Friday 12 July 2024

Landscaping Near Building

Long time followers of this blog will know that I like to model outside. Sometimes out in the open while the barbeque heats up or when weather and type of modelling project makes sense. During the last few weeks one of the two segments making up my Nystrup Gravel layout has been sitting on a pair of trestles under the roof of my double carport. A convenient place for many things (We usually only park the car there during winter). I haven't spent long evenings modelling, but 10 minutes here and there adds up.

Outdoor modelling in the carport a warm summer evening. I'm adding grass tufts in the point to the left as preparation for ballasting.

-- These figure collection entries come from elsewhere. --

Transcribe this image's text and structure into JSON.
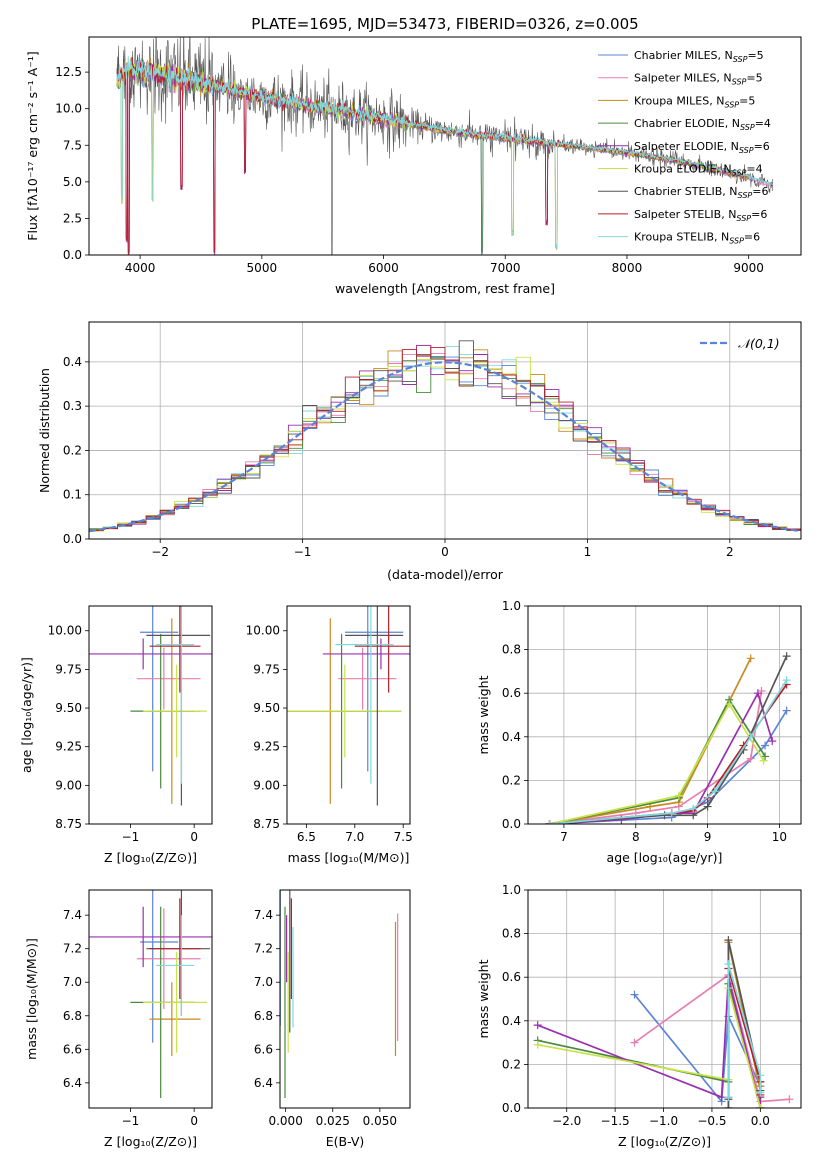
{
  "series_names": [
    "Chabrier MILES, N_SSP=5",
    "Salpeter MILES, N_SSP=5",
    "Kroupa MILES, N_SSP=5",
    "Chabrier ELODIE, N_SSP=4",
    "Salpeter ELODIE, N_SSP=6",
    "Kroupa ELODIE, N_SSP=4",
    "Chabrier STELIB, N_SSP=6",
    "Salpeter STELIB, N_SSP=6",
    "Kroupa STELIB, N_SSP=6"
  ],
  "legend_labels": [
    {
      "pre": "Chabrier MILES, N",
      "sub": "SSP",
      "post": "=5"
    },
    {
      "pre": "Salpeter MILES, N",
      "sub": "SSP",
      "post": "=5"
    },
    {
      "pre": "Kroupa MILES, N",
      "sub": "SSP",
      "post": "=5"
    },
    {
      "pre": "Chabrier ELODIE, N",
      "sub": "SSP",
      "post": "=4"
    },
    {
      "pre": "Salpeter ELODIE, N",
      "sub": "SSP",
      "post": "=6"
    },
    {
      "pre": "Kroupa ELODIE, N",
      "sub": "SSP",
      "post": "=4"
    },
    {
      "pre": "Chabrier STELIB, N",
      "sub": "SSP",
      "post": "=6"
    },
    {
      "pre": "Salpeter STELIB, N",
      "sub": "SSP",
      "post": "=6"
    },
    {
      "pre": "Kroupa STELIB, N",
      "sub": "SSP",
      "post": "=6"
    }
  ],
  "colors": [
    "#5b84d6",
    "#e67fb0",
    "#c88a1e",
    "#4a8a3e",
    "#9a2fb0",
    "#c8e34a",
    "#555555",
    "#b5202a",
    "#7fd8df"
  ],
  "chart_data": [
    {
      "id": "spectrum",
      "type": "line",
      "title": "PLATE=1695, MJD=53473, FIBERID=0326, z=0.005",
      "xlabel": "wavelength [Angstrom, rest frame]",
      "ylabel": "Flux [fλ10⁻¹⁷ erg cm⁻² s⁻¹ A⁻¹]",
      "xlim": [
        3580,
        9430
      ],
      "ylim": [
        0,
        14.9
      ],
      "xticks": [
        4000,
        5000,
        6000,
        7000,
        8000,
        9000
      ],
      "yticks": [
        0.0,
        2.5,
        5.0,
        7.5,
        10.0,
        12.5
      ],
      "xtick_labels": [
        "4000",
        "5000",
        "6000",
        "7000",
        "8000",
        "9000"
      ],
      "ytick_labels": [
        "0.0",
        "2.5",
        "5.0",
        "7.5",
        "10.0",
        "12.5"
      ],
      "continuum": [
        [
          3810,
          12.0
        ],
        [
          3900,
          12.6
        ],
        [
          4000,
          12.6
        ],
        [
          4200,
          12.3
        ],
        [
          4500,
          11.8
        ],
        [
          4800,
          11.2
        ],
        [
          5000,
          10.8
        ],
        [
          5400,
          10.2
        ],
        [
          6000,
          9.3
        ],
        [
          6500,
          8.5
        ],
        [
          7000,
          8.0
        ],
        [
          7500,
          7.5
        ],
        [
          8000,
          7.0
        ],
        [
          8500,
          6.3
        ],
        [
          9000,
          5.3
        ],
        [
          9200,
          4.7
        ]
      ],
      "absorption_dips": [
        [
          3850,
          3.5
        ],
        [
          3890,
          0.8
        ],
        [
          3905,
          0.0
        ],
        [
          4102,
          3.6
        ],
        [
          4340,
          4.4
        ],
        [
          4610,
          0.0
        ],
        [
          4862,
          5.5
        ],
        [
          6810,
          0.0
        ],
        [
          7060,
          1.3
        ],
        [
          7340,
          2.0
        ],
        [
          7420,
          0.4
        ]
      ],
      "observed_spike_at": 5577,
      "legend_loc": "upper right"
    },
    {
      "id": "residuals",
      "type": "histogram",
      "xlabel": "(data-model)/error",
      "ylabel": "Normed distribution",
      "xlim": [
        -2.5,
        2.5
      ],
      "ylim": [
        0,
        0.49
      ],
      "xticks": [
        -2,
        -1,
        0,
        1,
        2
      ],
      "yticks": [
        0.0,
        0.1,
        0.2,
        0.3,
        0.4
      ],
      "xtick_labels": [
        "−2",
        "−1",
        "0",
        "1",
        "2"
      ],
      "ytick_labels": [
        "0.0",
        "0.1",
        "0.2",
        "0.3",
        "0.4"
      ],
      "bin_width": 0.1,
      "reference": {
        "name": "𝒩(0,1)",
        "color": "#5b84d6"
      },
      "legend_loc": "upper right"
    },
    {
      "id": "age_vs_Z",
      "type": "errorbar",
      "xlabel": "Z [log₁₀(Z/Z⊙)]",
      "ylabel": "age  [log₁₀(age/yr)]",
      "xlim": [
        -1.65,
        0.28
      ],
      "ylim": [
        8.75,
        10.16
      ],
      "xticks": [
        -1,
        0
      ],
      "yticks": [
        8.75,
        9.0,
        9.25,
        9.5,
        9.75,
        10.0
      ],
      "xtick_labels": [
        "−1",
        "0"
      ],
      "ytick_labels": [
        "8.75",
        "9.00",
        "9.25",
        "9.50",
        "9.75",
        "10.00"
      ],
      "points": [
        [
          -0.55,
          9.99,
          0.3,
          0.9
        ],
        [
          -0.4,
          9.69,
          0.5,
          0.2
        ],
        [
          -0.3,
          9.48,
          0.4,
          0.6
        ],
        [
          -0.5,
          9.48,
          0.5,
          0.5
        ],
        [
          -0.8,
          9.85,
          1.5,
          0.1
        ],
        [
          -0.3,
          9.48,
          0.5,
          0.3
        ],
        [
          -0.25,
          9.97,
          0.5,
          1.1
        ],
        [
          -0.3,
          9.9,
          0.4,
          0.3
        ],
        [
          -0.3,
          9.91,
          0.3,
          0.9
        ]
      ]
    },
    {
      "id": "age_vs_mass",
      "type": "errorbar",
      "xlabel": "mass [log₁₀(M/M⊙)]",
      "xlim": [
        6.3,
        7.57
      ],
      "ylim": [
        8.75,
        10.16
      ],
      "xticks": [
        6.5,
        7.0,
        7.5
      ],
      "yticks": [
        8.75,
        9.0,
        9.25,
        9.5,
        9.75,
        10.0
      ],
      "xtick_labels": [
        "6.5",
        "7.0",
        "7.5"
      ],
      "ytick_labels": [
        "8.75",
        "9.00",
        "9.25",
        "9.50",
        "9.75",
        "10.00"
      ],
      "points": [
        [
          7.2,
          9.99,
          0.3,
          0.9
        ],
        [
          7.13,
          9.69,
          0.3,
          0.2
        ],
        [
          6.78,
          9.48,
          0.5,
          0.6
        ],
        [
          6.88,
          9.48,
          0.6,
          0.5
        ],
        [
          7.27,
          9.85,
          0.6,
          0.1
        ],
        [
          6.88,
          9.48,
          0.6,
          0.3
        ],
        [
          7.2,
          9.97,
          0.3,
          1.1
        ],
        [
          7.3,
          9.9,
          0.3,
          0.3
        ],
        [
          7.1,
          9.91,
          0.3,
          0.9
        ]
      ]
    },
    {
      "id": "mass_weight_vs_age",
      "type": "line",
      "xlabel": "age  [log₁₀(age/yr)]",
      "ylabel": "mass weight",
      "xlim": [
        6.5,
        10.3
      ],
      "ylim": [
        0,
        1.0
      ],
      "xticks": [
        7,
        8,
        9,
        10
      ],
      "yticks": [
        0.0,
        0.2,
        0.4,
        0.6,
        0.8,
        1.0
      ],
      "xtick_labels": [
        "7",
        "8",
        "9",
        "10"
      ],
      "ytick_labels": [
        "0.0",
        "0.2",
        "0.4",
        "0.6",
        "0.8",
        "1.0"
      ],
      "series": [
        {
          "x": [
            6.8,
            8.5,
            9.0,
            9.8,
            10.1
          ],
          "y": [
            0.0,
            0.03,
            0.1,
            0.36,
            0.52
          ]
        },
        {
          "x": [
            6.8,
            8.0,
            8.6,
            9.6,
            9.75
          ],
          "y": [
            0.0,
            0.05,
            0.08,
            0.3,
            0.61
          ]
        },
        {
          "x": [
            6.8,
            8.2,
            8.6,
            9.6
          ],
          "y": [
            0.0,
            0.08,
            0.1,
            0.76
          ]
        },
        {
          "x": [
            6.8,
            8.6,
            9.3,
            9.8
          ],
          "y": [
            0.0,
            0.12,
            0.57,
            0.31
          ]
        },
        {
          "x": [
            6.8,
            7.8,
            8.5,
            8.8,
            9.7,
            9.9
          ],
          "y": [
            0.0,
            0.02,
            0.05,
            0.05,
            0.6,
            0.38
          ]
        },
        {
          "x": [
            6.8,
            8.6,
            9.3,
            9.78
          ],
          "y": [
            0.0,
            0.13,
            0.55,
            0.29
          ]
        },
        {
          "x": [
            6.8,
            8.4,
            8.8,
            9.0,
            9.5,
            10.1
          ],
          "y": [
            0.0,
            0.04,
            0.04,
            0.08,
            0.34,
            0.77
          ]
        },
        {
          "x": [
            6.8,
            8.5,
            8.8,
            9.0,
            9.5,
            10.1
          ],
          "y": [
            0.0,
            0.05,
            0.06,
            0.12,
            0.36,
            0.64
          ]
        },
        {
          "x": [
            6.8,
            8.5,
            8.8,
            9.1,
            9.6,
            10.1
          ],
          "y": [
            0.0,
            0.05,
            0.07,
            0.15,
            0.4,
            0.66
          ]
        }
      ]
    },
    {
      "id": "mass_vs_Z",
      "type": "errorbar",
      "xlabel": "Z [log₁₀(Z/Z⊙)]",
      "ylabel": "mass [log₁₀(M/M⊙)]",
      "xlim": [
        -1.65,
        0.28
      ],
      "ylim": [
        6.25,
        7.55
      ],
      "xticks": [
        -1,
        0
      ],
      "yticks": [
        6.4,
        6.6,
        6.8,
        7.0,
        7.2,
        7.4
      ],
      "xtick_labels": [
        "−1",
        "0"
      ],
      "ytick_labels": [
        "6.4",
        "6.6",
        "6.8",
        "7.0",
        "7.2",
        "7.4"
      ],
      "points": [
        [
          -0.55,
          7.24,
          0.3,
          0.6
        ],
        [
          -0.4,
          7.14,
          0.5,
          0.3
        ],
        [
          -0.3,
          6.78,
          0.4,
          0.22
        ],
        [
          -0.5,
          6.88,
          0.5,
          0.57
        ],
        [
          -0.8,
          7.27,
          1.5,
          0.18
        ],
        [
          -0.3,
          6.88,
          0.5,
          0.3
        ],
        [
          -0.25,
          7.2,
          0.5,
          0.4
        ],
        [
          -0.3,
          7.2,
          0.4,
          0.3
        ],
        [
          -0.3,
          7.1,
          0.3,
          0.3
        ]
      ]
    },
    {
      "id": "mass_vs_EBV",
      "type": "errorbar",
      "xlabel": "E(B-V)",
      "xlim": [
        -0.003,
        0.066
      ],
      "ylim": [
        6.25,
        7.55
      ],
      "xticks": [
        0.0,
        0.025,
        0.05
      ],
      "yticks": [
        6.4,
        6.6,
        6.8,
        7.0,
        7.2,
        7.4
      ],
      "xtick_labels": [
        "0.000",
        "0.025",
        "0.050"
      ],
      "ytick_labels": [
        "6.4",
        "6.6",
        "6.8",
        "7.0",
        "7.2",
        "7.4"
      ],
      "points": [
        [
          0.0005,
          7.24,
          0,
          0.5
        ],
        [
          0.062,
          7.03,
          0,
          0.38
        ],
        [
          0.06,
          6.96,
          0,
          0.4
        ],
        [
          0.0005,
          6.88,
          0,
          0.57
        ],
        [
          0.0005,
          7.2,
          0,
          0.2
        ],
        [
          0.0005,
          6.88,
          0,
          0.3
        ],
        [
          0.0005,
          7.2,
          0,
          0.5
        ],
        [
          0.0005,
          7.2,
          0,
          0.3
        ],
        [
          0.0005,
          7.03,
          0,
          0.3
        ]
      ]
    },
    {
      "id": "mass_weight_vs_Z",
      "type": "line",
      "xlabel": "Z [log₁₀(Z/Z⊙)]",
      "ylabel": "mass weight",
      "xlim": [
        -2.4,
        0.42
      ],
      "ylim": [
        0,
        1.0
      ],
      "xticks": [
        -2.0,
        -1.5,
        -1.0,
        -0.5,
        0.0
      ],
      "yticks": [
        0.0,
        0.2,
        0.4,
        0.6,
        0.8,
        1.0
      ],
      "xtick_labels": [
        "−2.0",
        "−1.5",
        "−1.0",
        "−0.5",
        "0.0"
      ],
      "ytick_labels": [
        "0.0",
        "0.2",
        "0.4",
        "0.6",
        "0.8",
        "1.0"
      ],
      "series": [
        {
          "x": [
            -1.3,
            -0.4,
            -0.33,
            0.0,
            0.0
          ],
          "y": [
            0.52,
            0.03,
            0.42,
            0.1,
            0.0
          ]
        },
        {
          "x": [
            -1.3,
            -0.33,
            0.0,
            0.3
          ],
          "y": [
            0.3,
            0.61,
            0.03,
            0.04
          ]
        },
        {
          "x": [
            -0.33,
            -0.33,
            0.0,
            0.0
          ],
          "y": [
            0.0,
            0.76,
            0.08,
            0.1
          ]
        },
        {
          "x": [
            -2.3,
            -0.33,
            -0.33,
            0.0
          ],
          "y": [
            0.31,
            0.12,
            0.57,
            0.0
          ]
        },
        {
          "x": [
            -2.3,
            -0.4,
            -0.33,
            0.0,
            0.0
          ],
          "y": [
            0.38,
            0.05,
            0.6,
            0.0,
            0.05
          ]
        },
        {
          "x": [
            -2.3,
            -0.33,
            -0.33,
            0.0
          ],
          "y": [
            0.29,
            0.13,
            0.55,
            0.0
          ]
        },
        {
          "x": [
            -0.33,
            -0.33,
            -0.33,
            0.0,
            0.0
          ],
          "y": [
            0.0,
            0.04,
            0.77,
            0.12,
            0.08
          ]
        },
        {
          "x": [
            -0.33,
            -0.33,
            0.0,
            0.0
          ],
          "y": [
            0.05,
            0.64,
            0.12,
            0.06
          ]
        },
        {
          "x": [
            -0.33,
            -0.33,
            0.0,
            0.0
          ],
          "y": [
            0.05,
            0.66,
            0.15,
            0.07
          ]
        }
      ]
    }
  ]
}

I have primarily been adding grass to the rear of the layout and around the relief building, building a wooden floor to the entrance area of the large wooden building and ballasting a point. I added static grass with my RTS Greenkeeper. Besides getting a tolerable cover of light green grass on the layout up against the backscene, I experimented with adding another layer of static grass on top of the first. I want part of the layout covered in tall thin grass and having the 12 mm static grass fibres stand 'on top' of each other creates visibly higher grass cover. Not 24 mm but recognizably higher than 12 mm. Detailed study of the results once the glue has fully dried will determine if the method works for me.

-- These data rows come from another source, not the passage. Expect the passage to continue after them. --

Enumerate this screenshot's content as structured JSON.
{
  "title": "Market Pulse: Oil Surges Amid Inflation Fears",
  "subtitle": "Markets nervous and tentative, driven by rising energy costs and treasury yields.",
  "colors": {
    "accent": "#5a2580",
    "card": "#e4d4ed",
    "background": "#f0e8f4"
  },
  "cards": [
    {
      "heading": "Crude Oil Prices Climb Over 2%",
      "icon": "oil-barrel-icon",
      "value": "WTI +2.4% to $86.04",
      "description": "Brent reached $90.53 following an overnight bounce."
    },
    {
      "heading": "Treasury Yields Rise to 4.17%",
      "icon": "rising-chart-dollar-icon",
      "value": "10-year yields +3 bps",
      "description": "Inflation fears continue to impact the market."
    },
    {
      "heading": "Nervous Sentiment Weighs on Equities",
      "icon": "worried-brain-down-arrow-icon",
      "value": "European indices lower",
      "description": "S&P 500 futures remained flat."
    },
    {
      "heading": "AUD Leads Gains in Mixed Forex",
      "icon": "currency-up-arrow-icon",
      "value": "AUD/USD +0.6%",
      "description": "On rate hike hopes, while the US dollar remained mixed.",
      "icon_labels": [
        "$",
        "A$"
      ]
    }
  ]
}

Adding static grass near the relief building and flooring at the entrance. The still wet glue is visible in the upper left corner.

Since the large wooden relief building was placed on the layout in 2022, I have wanted to add a wooden floor in the large entrance door. Not that much is visible when the layout sits in its usual place in my workshop/library, but I like that type of detail for close up viewing or photography. The floor was built from scraps of wood and some coffee stirring sticks coloured with dark grey stain dissolved in tap water. The scraps were used as a foundation to build up the floor area and correct length stirring sticks then glued down as visible flooring. A little gravel to make a smooth transition between floor and ballast as well as some light weathering finished off the work..

The complete flooring placed in the door opening of the large wooden building. Just some weathering before it's finished. The slight gap in the building's backplate over the floor can't be seen when the layout is installed in the workshop/library room.

Wood stain was applied carefully to keep the colour on the light and faded side. 

With the layout segment set up easily accessible from all sides in the carport I finally got round to ballast the first turnout on the layout. My last session with ground covering work had reached the turnout, where quite a lot of work had to be done. When I laid the track on the layout in 2021 I rebuilt the standard Peco points with wooden sleepers. For a minimum of risk I decided to keep the plastic sleepers in the frog section. To achieve some kind of uniformity between wooden and plastic sleepers the black Peco sleepers recieved a layer of acrylic medium grey paint and a thin wash of raw umber oil paint before any other work started. My layout is built from light materials and due to the plastic sleepers' height a lot of ballast would be necessary potentially challenging my idea of a light layout. As a weight saving measure I added strips of left over 2.5 mm foamboard between the sleepers. This allows me to use a much thinner layer of sieved gravel to achieve a realistic ballast profile - and keep the layout comparatively light. Before ballasting I added a number of grass tufts in the track. I ballast my track in the old fashioned way of adding gravel dry, adjusting it with a soft brush and then flooding the ballast with a thin mix of water, PVA glue and washing up liquid.

Close-up of a Peco turnout partly rebuilt with wooden sleepers. For a minimum of risk I kept the plastic sleepers in the frog section. The sleepers are painted medium grey with a thin wash of raw umber oil paint. 

As a weight saving measure I'm inserting scrap pieces of foamboard between the sleepers. The Peco plastic sleepers are higher than the wooden sleepers in the hand built track, requiring more ballast. Ballast weighs a lot in 1/19 scale and the light foamboard acts as a filler saving weight.

Ballasting in progress. The ballast to the right has just been flooded with a mix of tap water and white glue. The dry ballast center has been roughly levelled with a brush and will now be dressed with a mix of small stones before being glued.

With the layout back in its usual place I could enjoy a layout with two thirds of the surface covered with a kind of realistic cover rather than the painted kitchen rags that have making up the surface for far too long. Maybe the layout will be completely covered (not finished!) by year's end?

The left end of the layout is soon looking like more like a semi-finished model railway than the naked landscape of painted kitchen rags. Still a lot to do adding more vegetation and small details.

In this view from the newly ballasted turnout the wooden building towers over the small train. Just as it is supposed to!

My vacation is fast approaching and I will probably be taking a small modelling project or two with me in our summer cottage. If I will make any progress remains to be seen.